I pupazzi giganti di cartapesta rappresentano un eccesso sfrenato, un disordine controllato concesso una volta all’anno, e le ragazze sul carro si dimenano lascive, riprese dal basso, nel vorticare scomposto di cosce e mutande di un cancan al rallentatore, ben diverso dagli stilizzati Walzer da sala. Fra di loro balla, in un fugace cameo, alzando le gambe, Vigo stesso travestito da clown. Il regista che filma entra nel mondo che vuole rappresentare. Non è più un osservatore imparziale della realtà, ma sceglie una parte precisa, il Carnevale, in cui schierarsi. Ma l’allegria si vena progressivamente di minaccia e malinconia, appare una profetica parata militare, navi da guerra in rada nella baia di Nizza.
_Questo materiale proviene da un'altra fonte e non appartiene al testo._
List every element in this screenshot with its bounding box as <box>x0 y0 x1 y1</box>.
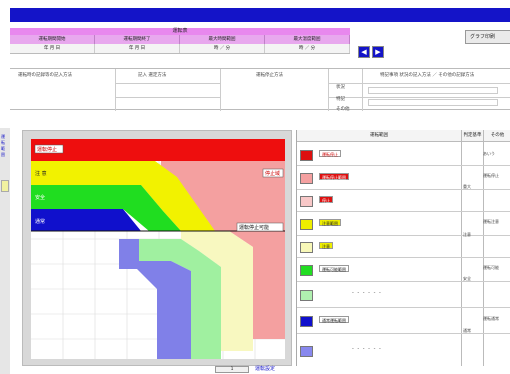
header-values: 年 月 日 年 月 日 時 ／ 分 時 ／ 分 <box>10 44 350 54</box>
bottom-bar: 1 運転設定 <box>215 366 325 374</box>
column-label: 最大温度範囲 <box>265 35 350 44</box>
legend-label: 運転停止範囲 <box>319 173 349 180</box>
legend-swatch <box>300 265 313 276</box>
legend-label: 停止 <box>319 196 333 203</box>
legend-col3: あいう <box>483 151 495 156</box>
info-row-label: その他 <box>336 107 350 112</box>
info-label-left: 運転時の記録等の記入方法 <box>18 73 72 78</box>
legend-dashes: - - - - - - <box>352 346 382 352</box>
legend-col3: 運転注意 <box>483 219 499 224</box>
chart-label-red-right: 停止域 <box>265 170 280 177</box>
legend-head-criteria: 判定基準 <box>461 130 483 142</box>
legend-row[interactable]: 運転可能範囲 運転可能 <box>297 258 510 282</box>
column-label: 運転期間開始 <box>10 35 95 44</box>
legend-note: 安全 <box>463 276 471 281</box>
legend-panel: 運転範囲 判定基準 その他 運転停止 あいう 運転停止範囲 運転停止 停止 重大… <box>296 130 510 366</box>
status-field[interactable] <box>368 87 498 94</box>
legend-row[interactable]: 停止 重大 <box>297 184 510 212</box>
page-number-field[interactable]: 1 <box>215 366 249 373</box>
header-title: 運転表 <box>10 28 350 35</box>
next-arrow-icon[interactable]: ▶ <box>372 46 384 58</box>
legend-swatch <box>300 316 313 327</box>
legend-dashes: - - - - - - <box>352 290 382 296</box>
legend-row[interactable]: 注意範囲 運転注意 <box>297 212 510 236</box>
header-column-labels: 運転期間開始 運転期間終了 最大時間範囲 最大温度範囲 <box>10 35 350 44</box>
legend-row[interactable]: 注意 注意 <box>297 232 510 258</box>
legend-col3: 運転停止 <box>483 173 499 178</box>
legend-note: 通常 <box>463 328 471 333</box>
bottom-label: 運転設定 <box>255 366 276 372</box>
legend-row[interactable]: 運転停止 あいう <box>297 142 510 166</box>
legend-label: 注意 <box>319 242 333 249</box>
info-label-mid2: 運転停止方法 <box>256 73 283 78</box>
legend-row[interactable]: 運転停止範囲 運転停止 <box>297 166 510 190</box>
legend-swatch <box>300 196 313 207</box>
legend-note: 重大 <box>463 184 471 189</box>
column-label: 運転期間終了 <box>95 35 180 44</box>
chart-label-line: 運転停止可能 <box>239 224 269 231</box>
column-label: 最大時間範囲 <box>180 35 265 44</box>
info-label-mid1: 記入 選定方法 <box>138 73 167 78</box>
chart-label-blue: 通常 <box>35 218 45 225</box>
legend-swatch <box>300 150 313 161</box>
legend-row[interactable]: - - - - - - 安全 <box>297 276 510 308</box>
legend-head-range: 運転範囲 <box>297 130 461 142</box>
legend-col3: 運転可能 <box>483 265 499 270</box>
info-panel: 運転時の記録等の記入方法 記入 選定方法 運転停止方法 特記事項 状況の記入方法… <box>10 68 510 112</box>
chart-label-yellow: 注 意 <box>35 170 47 177</box>
legend-head-other: その他 <box>483 130 510 142</box>
red-zone <box>31 139 285 161</box>
strip-marker[interactable] <box>1 180 9 192</box>
legend-swatch <box>300 219 313 230</box>
legend-swatch <box>300 173 313 184</box>
legend-row[interactable]: 通常運転範囲 運転通常 <box>297 308 510 334</box>
start-date-field[interactable]: 年 月 日 <box>10 44 95 53</box>
legend-row[interactable]: - - - - - - 通常 <box>297 328 510 366</box>
legend-label: 通常運転範囲 <box>319 316 349 323</box>
blue-zone <box>31 209 141 231</box>
temp-range-field[interactable]: 時 ／ 分 <box>265 44 350 53</box>
chart-label-green: 安全 <box>35 194 45 201</box>
end-date-field[interactable]: 年 月 日 <box>95 44 180 53</box>
info-row-label: 状況 <box>336 85 345 90</box>
chart-label-red: 運転停止 <box>37 146 57 153</box>
legend-note: 注意 <box>463 232 471 237</box>
time-range-field[interactable]: 時 ／ 分 <box>180 44 265 53</box>
legend-col3: 運転通常 <box>483 316 499 321</box>
legend-swatch <box>300 346 313 357</box>
left-side-strip: 運 転 範 囲 <box>0 128 10 374</box>
legend-swatch <box>300 242 313 253</box>
chart-frame: 運転停止 注 意 安全 通常 停止域 運転停止可能 <box>22 130 292 366</box>
remark-field[interactable] <box>368 99 498 106</box>
operating-range-chart: 運転停止 注 意 安全 通常 停止域 運転停止可能 <box>31 139 285 359</box>
graph-print-button[interactable]: グラフ印刷 <box>465 30 510 44</box>
strip-labels: 運 転 範 囲 <box>1 134 5 157</box>
info-row-label: 特記 <box>336 97 345 102</box>
info-label-right: 特記事項 状況の記入方法 ／ その他の記録方法 <box>380 73 475 78</box>
legend-label: 注意範囲 <box>319 219 341 226</box>
title-bar <box>10 8 510 22</box>
prev-arrow-icon[interactable]: ◀ <box>358 46 370 58</box>
legend-label: 運転可能範囲 <box>319 265 349 272</box>
legend-label: 運転停止 <box>319 150 341 157</box>
legend-swatch <box>300 290 313 301</box>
Un cimitero monumentale sembra aspettare il futuro arrivo dei corpi dei ballerini, un funerale accelerato, come una scena di film comico, si contrappone alla sfrenatezza del Carnevale, in un movimento collettivo verso la morte di una società che, inconsapevole, ha i giorni contati. Le consuete scene sulla Promenade si mescolano con croci e tombe, statue addolorate, angeli barocchi, simboli di dolore, e in un verticalismo di ciminiere fumanti il viso maschera di una vecchi signora sembra essere inghiottito da una fornace di fiamme, fuoco in cui tutto pare bruciare e annullarsi: un grande forno crematorio in anticipo.
 
cinéDIMANCHE

 
cd Nella pausa delle domeniche, in pomeriggi verso il buio sempre più vicino, fra equinozi e solstizi, mentre avanza Autunno e verrà Inverno, poi “Primavera, estate, autunno, inverno… e ancora primavera“, riscoprire film rari, amati e importanti. Scelti di volta in volta da alcuni di noi, con criteri sempre diversi, trasversali e atemporali.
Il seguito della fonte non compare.